“Yes, someone who likes to learn. I know you do, Tor. I saw it in the schoolroom, even though I only taught you for such a short time. And that’s why I’m here. You see, I have—these funds. From those silly things in the newspapers.” And now it was Raina’s turn to blush.
“Yes, yes, I know. Did you really get a proposal from a rajah?” Tor grinned.
“Oh, goodness. Yes, and so many others! What fools they are. What kind of person do they think I am?” Raina’s skin felt hot with anger. So much of the Heroine Fund had been ridiculous; the milk cow and the gold medals and the stories which were pure fabrication that others wrote about her. Mr. Woodson hadn’t written anything false, but he had set the whole thing in motion, and the very worst part of it had been the ridiculous proposals of marriage. They made her feel too much on display; she found herself looking in the mirror too often, trying different ways of doing her hair, of curling the ribbons that she tied about her throat, which was also a new habit. They made her feel too special—and she was very much on guard against that feeling.
It was what had brought her so much trouble, earlier, with Gunner Pedersen.
“I am not going to marry anyone,” Raina retorted, concentrating on the worms crawling out of the freshly turned earth, nudging a particularly fat one along with the toe of her boot. “In fact, I’m going to college. And that’s what I wanted to talk to you about. I was hoping you would go to college, too. The money that is mine should be half yours. That is fair to me, and I asked those in charge if I could help with your education, and they said yes. I think you could get a scholarship, and the money could go to your room and board and maybe you could even send some back home.”

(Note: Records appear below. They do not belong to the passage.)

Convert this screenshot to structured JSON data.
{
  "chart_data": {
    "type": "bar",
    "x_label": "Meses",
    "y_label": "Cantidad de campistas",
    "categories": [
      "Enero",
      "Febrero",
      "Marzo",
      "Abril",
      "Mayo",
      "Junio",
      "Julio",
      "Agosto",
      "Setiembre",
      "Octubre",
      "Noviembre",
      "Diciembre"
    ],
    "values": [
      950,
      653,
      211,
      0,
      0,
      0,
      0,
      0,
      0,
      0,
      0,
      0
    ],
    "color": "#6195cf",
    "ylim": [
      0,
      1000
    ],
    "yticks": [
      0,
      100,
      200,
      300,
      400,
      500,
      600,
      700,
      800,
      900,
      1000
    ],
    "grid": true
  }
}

“I—a—scholarship? College?” He looked so bewildered, so overwhelmed, Raina realized this was an idea he’d never even formed before; he’d never dreamed this. No boy his age, in his situation, in this place, dreamed such a thing. Tor dropped the reins of the ox, but the animal didn’t move; Tor did, however. He began to walk up and down the furrows, making a mess of them, rubbing his forehead, and Raina wanted to tell him to stop, he was ruining his work. But she kept silent, allowing him to work out this monumental puzzle she’d just placed before him.
As she watched, she thought again how different the fate was of a boy versus a girl, a man versus a woman. There was a time—fleeting, like the flutter of a butterfly’s wings—when women did have a choice, she realized. She’d never thought that before, but now she knew, there was that one moment, after school was over. The choice then—to become a teacher for a couple of years before marrying, or to stay at home—wasn’t much of one, at that. But it was still a choice, a chance—a young woman could travel beyond her own farm, boarding out, meeting new people.
But on the prairie, most young men—these sons of immigrants—didn’t have even that meager opportunity. The land waited, it was always waiting, for the next pair of strong hands, unbent back, sturdy legs and heart. It was only the odd ones—what little Gerda had said of her beau, Tiny, those like him—who got away from it at all. The land made boys become men too soon, turned young men old before their time, so it always needed more men.
Maybe it was different in the city—after all, she knew someone now from Omaha, and he wasn’t a farmer; the notion of Gavin Woodson plowing a furrow made her want to double up with laughter. But while the geographic distance between city and homestead wasn’t all that great, the landscape of possibility was impossible to breach.
“I don’t know—college?” Tor stopped before her, scratching his head, his face red with excitement. “What did Mama say about it?”
“She said it was your decision.”
“I don’t know if it is. I’m not the only one that would be affected. There’s been too much—Papa, Fredrik—and there are the little ones. I can’t think—what would happen to them if I wasn’t here?”
“I can’t answer that, Tor, and I can’t tell you not to think of them, that wouldn’t be right. But I also can’t tell you not to think of yourself.”